Can you point out where I might be going wrong?

Regards, Mahavir

chenyuntc commented 6 years ago
mahavird commented 6 years ago

Hi @chenyuntc,

Thanks for the reply. I am looking into the above issue, will keep you posted on the same.

Meanwhile, what is the size (resolution) of images which I should use for training my network?

Regards, Mahavir

chenyuntc commented 6 years ago

what is the size (resolution) of images which I should use for training my network

It depends. In my experiments I crop image in preprocess

penguinshin commented 6 years ago

Hi, seems like there are quite a few hard-coded things that prevent custom datasets from being used that have a different number of classes from VOC2007. Namely, trainer.py hardcodes the confusion matrix with 21 classes (20 + 1), train doesn't load the number of classes from the dataset class names. Are you able to fix this?

LDoubleZhi commented 6 years ago

Hi, have you solve this problem yet?@penguinshin

cmstudyscode commented 6 years ago

@LDoubleZhi have you solve this problem yet?

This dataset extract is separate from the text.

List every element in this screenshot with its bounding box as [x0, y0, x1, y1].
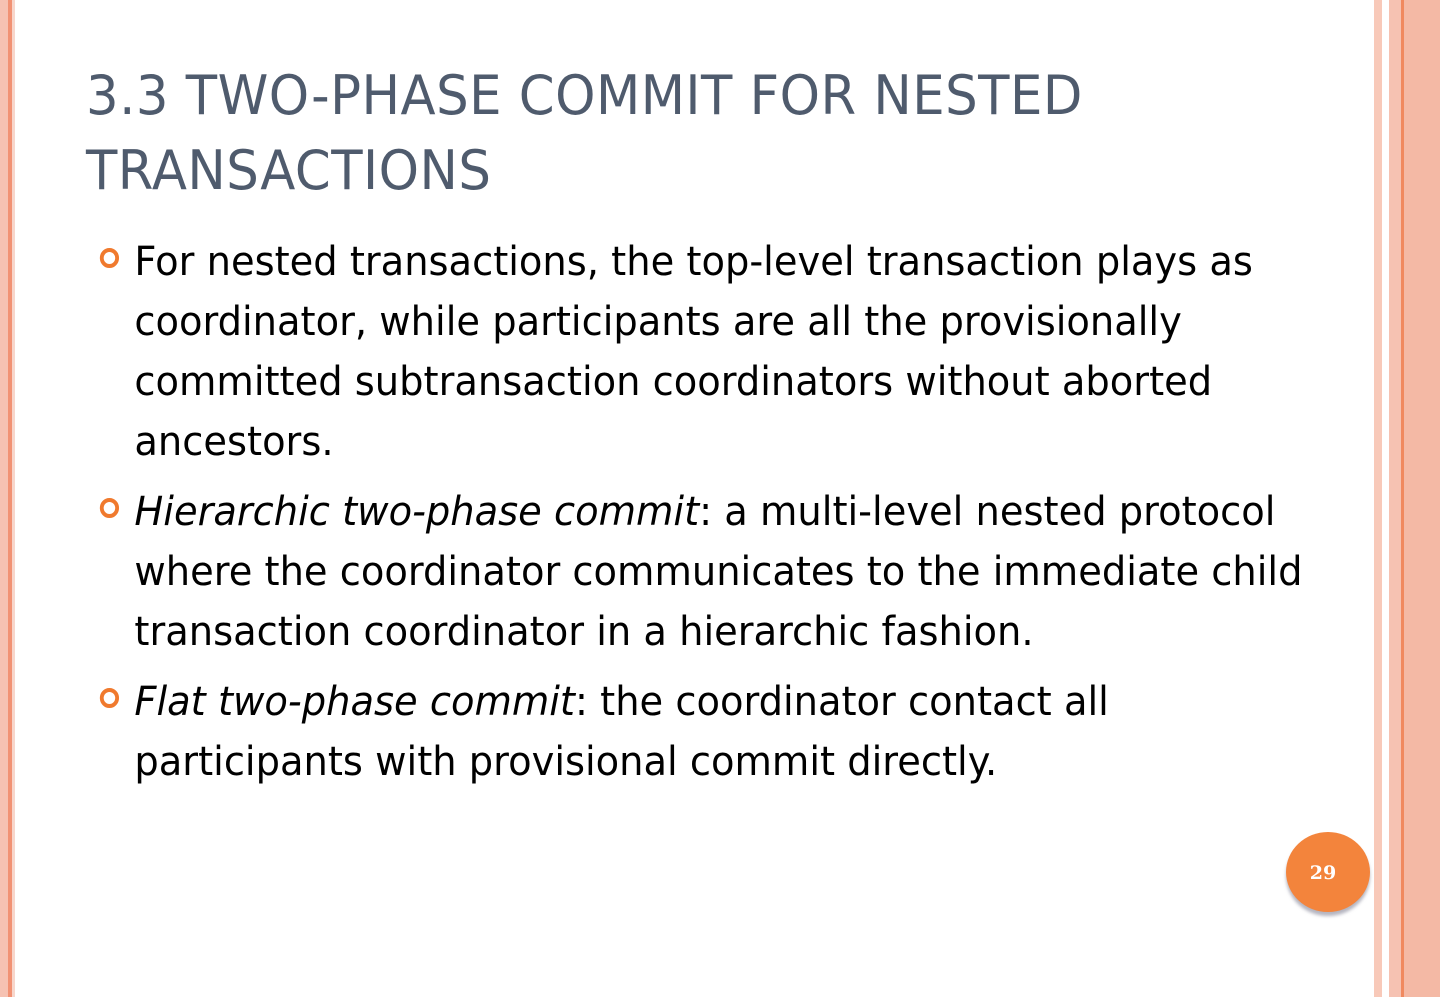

penguinshin commented 6 years ago

I solved in that I just changed the classes in the dataset file and the utility file that specifies class-related attributes. But I think there should be an update to the code that makes it easily customizable.

SamihaSara commented 3 years ago

@mahavird Can you please share your dataset-related codes with which you were able to run this model? Thanks.

labhigh commented 3 years ago

@mahavird Can you please share your dataset-related codes with which you were able to run this model? Thanks.